Pour les nouvelles autorités, aujourd’hui, Llaitul et ses partisans sont qualifiés de terroristes par le ministère de l’Intérieur et les militaires comme les policiers ont obtenu le droit de tuer s’ils le jugent nécessaire pour défendre les entreprises et les propriétaires privés menacés par l’action des rebelles ou des insurgés mapuches. Le CAM est même accusé d’actes tels que le vol de bois et certains incendies criminels, dont on craint à juste titre qu’ils soient souvent le fait des hommes d’affaires de la région eux-mêmes.

En ce sens, il y a déjà une longue histoire de victimes de montages policiers qui ont affecté les membres de la communauté du Wallmapu et les prisons se remplissent de détenus qui aujourd’hui, par le biais de grèves de la faim, demandent un traitement pénitentiaire digne et la reconnaissance de la jurisprudence internationale en ce qui concerne les minorités indigènes.

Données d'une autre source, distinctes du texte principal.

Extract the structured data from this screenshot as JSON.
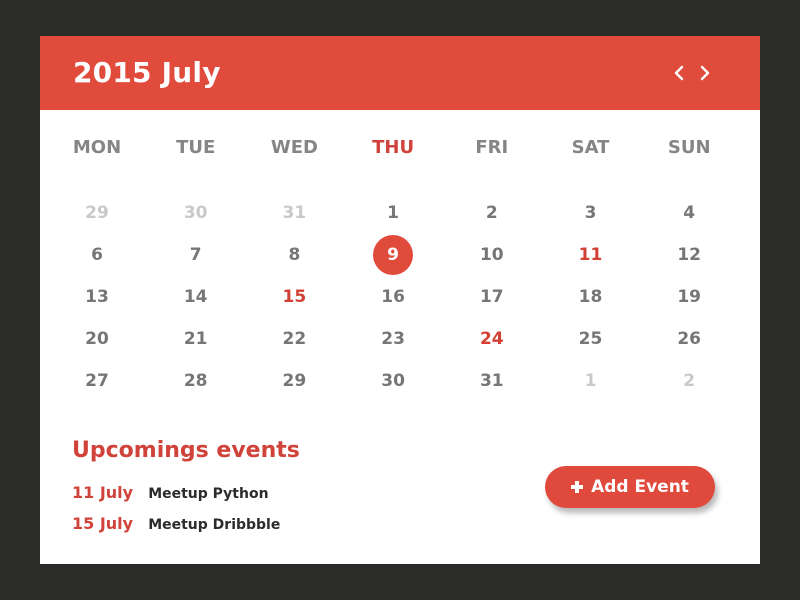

La répression brutale n’est pas reconnue comme un acte de guerre contre un groupe ethnique qui, bien sûr, a dû s’armer et recourir à des actes de violence pour faire reconnaître ses droits et persuader les entreprises de quitter la région afin que leurs territoires soient restitués à leurs propriétaires légitimes et ancestraux. Il faut également reconnaître que la cause mapuche est soutenue par de nombreux Chiliens et groupes du nord au sud du pays qui sont prêts à collaborer à leur résistance et à apporter des ressources pour faire face à l’occupation militaire.

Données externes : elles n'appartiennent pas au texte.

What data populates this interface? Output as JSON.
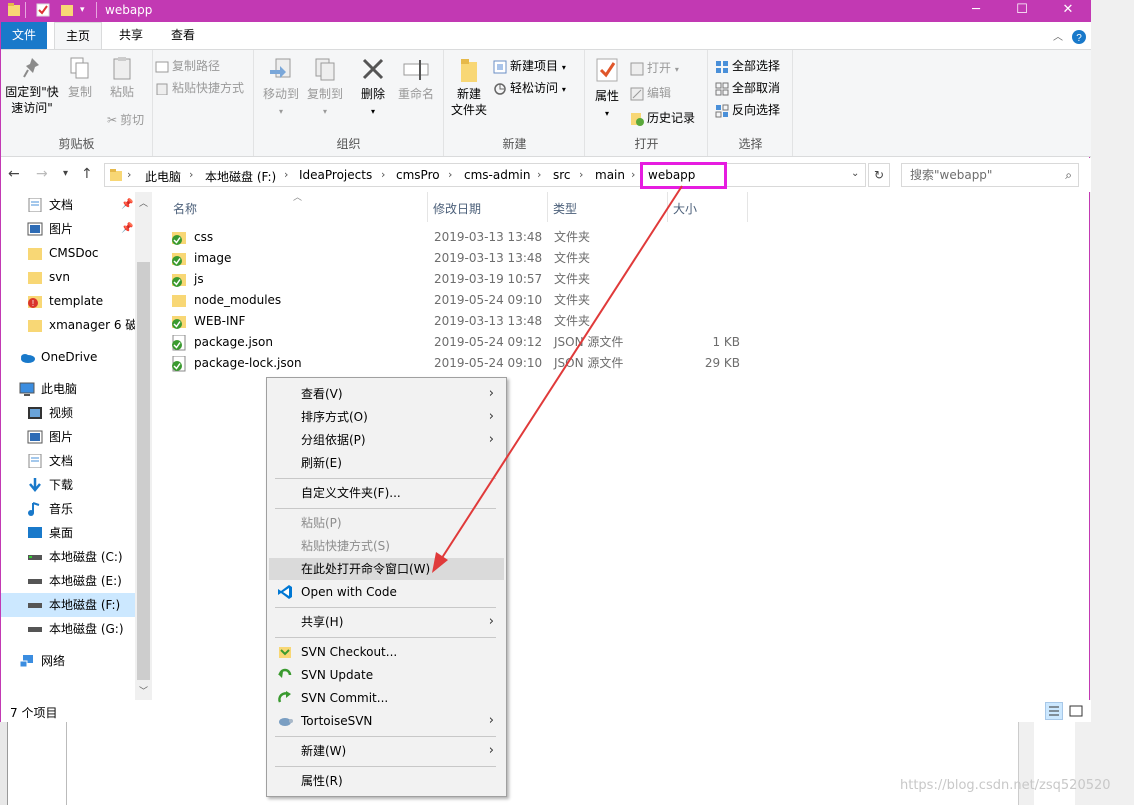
{
  "window": {
    "title": "webapp",
    "accent": "#c239b3"
  },
  "titlebar": {
    "minimize_icon": "─",
    "maximize_icon": "☐",
    "close_icon": "✕"
  },
  "tabs": {
    "file": "文件",
    "home": "主页",
    "share": "共享",
    "view": "查看"
  },
  "ribbon": {
    "clipboard": {
      "label": "剪贴板",
      "pin": "固定到\"快\n速访问\"",
      "copy": "复制",
      "paste": "粘贴",
      "copy_path": "复制路径",
      "paste_shortcut": "粘贴快捷方式",
      "cut": "剪切"
    },
    "organize": {
      "label": "组织",
      "move_to": "移动到",
      "copy_to": "复制到",
      "delete": "删除",
      "rename": "重命名"
    },
    "new": {
      "label": "新建",
      "new_folder": "新建\n文件夹",
      "new_item": "新建项目",
      "easy_access": "轻松访问"
    },
    "open": {
      "label": "打开",
      "properties": "属性",
      "open": "打开",
      "edit": "编辑",
      "history": "历史记录"
    },
    "select": {
      "label": "选择",
      "select_all": "全部选择",
      "select_none": "全部取消",
      "invert": "反向选择"
    }
  },
  "address": {
    "crumbs": [
      "此电脑",
      "本地磁盘 (F:)",
      "IdeaProjects",
      "cmsPro",
      "cms-admin",
      "src",
      "main",
      "webapp"
    ],
    "search_placeholder": "搜索\"webapp\""
  },
  "navpane": {
    "items": [
      {
        "label": "文档",
        "icon": "document-icon",
        "pinned": true
      },
      {
        "label": "图片",
        "icon": "picture-icon",
        "pinned": true
      },
      {
        "label": "CMSDoc",
        "icon": "folder-icon"
      },
      {
        "label": "svn",
        "icon": "folder-icon"
      },
      {
        "label": "template",
        "icon": "svn-conflict-folder-icon"
      },
      {
        "label": "xmanager 6 破",
        "icon": "folder-icon"
      },
      {
        "label": "OneDrive",
        "icon": "onedrive-icon"
      },
      {
        "label": "此电脑",
        "icon": "computer-icon"
      },
      {
        "label": "视频",
        "icon": "video-icon"
      },
      {
        "label": "图片",
        "icon": "picture-icon"
      },
      {
        "label": "文档",
        "icon": "document-icon"
      },
      {
        "label": "下载",
        "icon": "download-icon"
      },
      {
        "label": "音乐",
        "icon": "music-icon"
      },
      {
        "label": "桌面",
        "icon": "desktop-icon"
      },
      {
        "label": "本地磁盘 (C:)",
        "icon": "drive-icon"
      },
      {
        "label": "本地磁盘 (E:)",
        "icon": "drive-icon"
      },
      {
        "label": "本地磁盘 (F:)",
        "icon": "drive-icon",
        "selected": true
      },
      {
        "label": "本地磁盘 (G:)",
        "icon": "drive-icon"
      },
      {
        "label": "网络",
        "icon": "network-icon"
      }
    ]
  },
  "columns": {
    "name": "名称",
    "date": "修改日期",
    "type": "类型",
    "size": "大小"
  },
  "files": [
    {
      "name": "css",
      "date": "2019-03-13 13:48",
      "type": "文件夹",
      "size": "",
      "icon": "svn-folder-icon"
    },
    {
      "name": "image",
      "date": "2019-03-13 13:48",
      "type": "文件夹",
      "size": "",
      "icon": "svn-folder-icon"
    },
    {
      "name": "js",
      "date": "2019-03-19 10:57",
      "type": "文件夹",
      "size": "",
      "icon": "svn-folder-icon"
    },
    {
      "name": "node_modules",
      "date": "2019-05-24 09:10",
      "type": "文件夹",
      "size": "",
      "icon": "folder-icon"
    },
    {
      "name": "WEB-INF",
      "date": "2019-03-13 13:48",
      "type": "文件夹",
      "size": "",
      "icon": "svn-folder-icon"
    },
    {
      "name": "package.json",
      "date": "2019-05-24 09:12",
      "type": "JSON 源文件",
      "size": "1 KB",
      "icon": "svn-file-icon"
    },
    {
      "name": "package-lock.json",
      "date": "2019-05-24 09:10",
      "type": "JSON 源文件",
      "size": "29 KB",
      "icon": "svn-file-icon"
    }
  ],
  "status": {
    "count": "7 个项目"
  },
  "context_menu": {
    "view": "查看(V)",
    "sort": "排序方式(O)",
    "group": "分组依据(P)",
    "refresh": "刷新(E)",
    "customize": "自定义文件夹(F)...",
    "paste": "粘贴(P)",
    "paste_shortcut": "粘贴快捷方式(S)",
    "open_cmd": "在此处打开命令窗口(W)",
    "open_code": "Open with Code",
    "share": "共享(H)",
    "svn_checkout": "SVN Checkout...",
    "svn_update": "SVN Update",
    "svn_commit": "SVN Commit...",
    "tortoise": "TortoiseSVN",
    "new": "新建(W)",
    "properties": "属性(R)"
  },
  "watermark": "https://blog.csdn.net/zsq520520"
}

Cela explique pourquoi, au cours des derniers mois, l’état d’urgence et les mouvements de troupes n’ont pas eu l’effet escompté par les dirigeants actuels et ont, au contraire, contraint les Mapuches à la lutte armée, au sabotage et à d’autres actions qui constituent un véritable scénario de guerre qui ne veut pas être reconnu comme tel et qui devrait l’être à l’avenir. Surtout si l’on tient compte du fait que, depuis cinq siècles, la lutte des Mapuches n’a jamais cessé et que leurs convictions n’ont jamais pu fléchir. Surtout maintenant que des millions de personnes dans ce pays reconnaissent leur identité mapuche, avec sa langue, ses valeurs et ses drapeaux. Et maintenant, des deux côtés de la Cordillère des Andes, tout un peuple qui se reconnaît comme frères et sœurs, attend de se rassembler et de revendiquer sa reconnaissance et ses droits.

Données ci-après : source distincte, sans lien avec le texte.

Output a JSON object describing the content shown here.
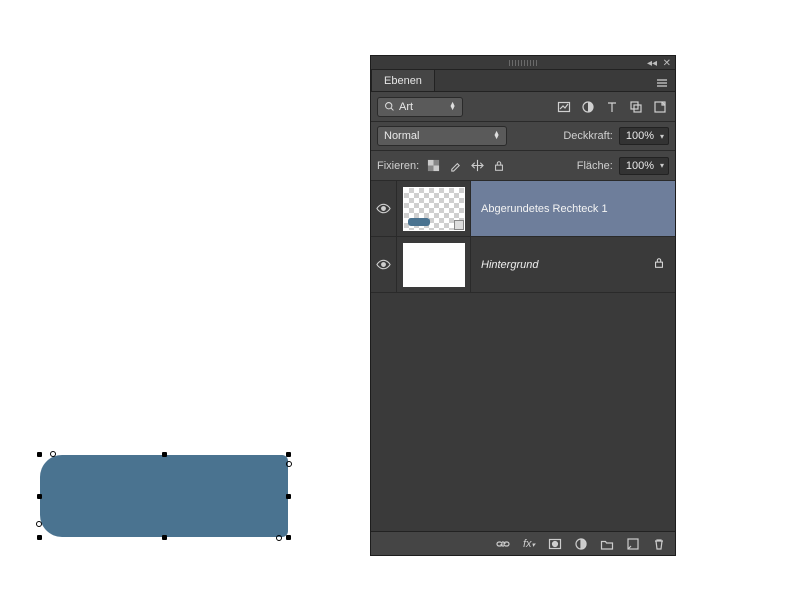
{
  "panel": {
    "tab_title": "Ebenen",
    "filter": {
      "kind": "Art"
    },
    "blend": {
      "mode": "Normal",
      "opacity_label": "Deckkraft:",
      "opacity_value": "100%"
    },
    "lock": {
      "label": "Fixieren:",
      "fill_label": "Fläche:",
      "fill_value": "100%"
    },
    "layers": [
      {
        "name": "Abgerundetes Rechteck 1",
        "visible": true,
        "selected": true,
        "is_bg": false
      },
      {
        "name": "Hintergrund",
        "visible": true,
        "selected": false,
        "is_bg": true
      }
    ]
  }
}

Malheureusement, la nouvelle génération d’hommes politiques, sur ce sujet comme sur d’autres, ne fait rien d’autre que de prolonger les politiques et les mauvaises pratiques de leurs prédécesseurs au gouvernement. Et nous pouvons y observer un discours plus radical, même, que celui des dirigeants de la droite et du centre.

Si l’on parle tant actuellement du risque d’une nouvelle Explosion sociale, il serait bon de noter que cette fois-ci, c’est dans le sud que la mèche du mécontentement général pourrait s’allumer.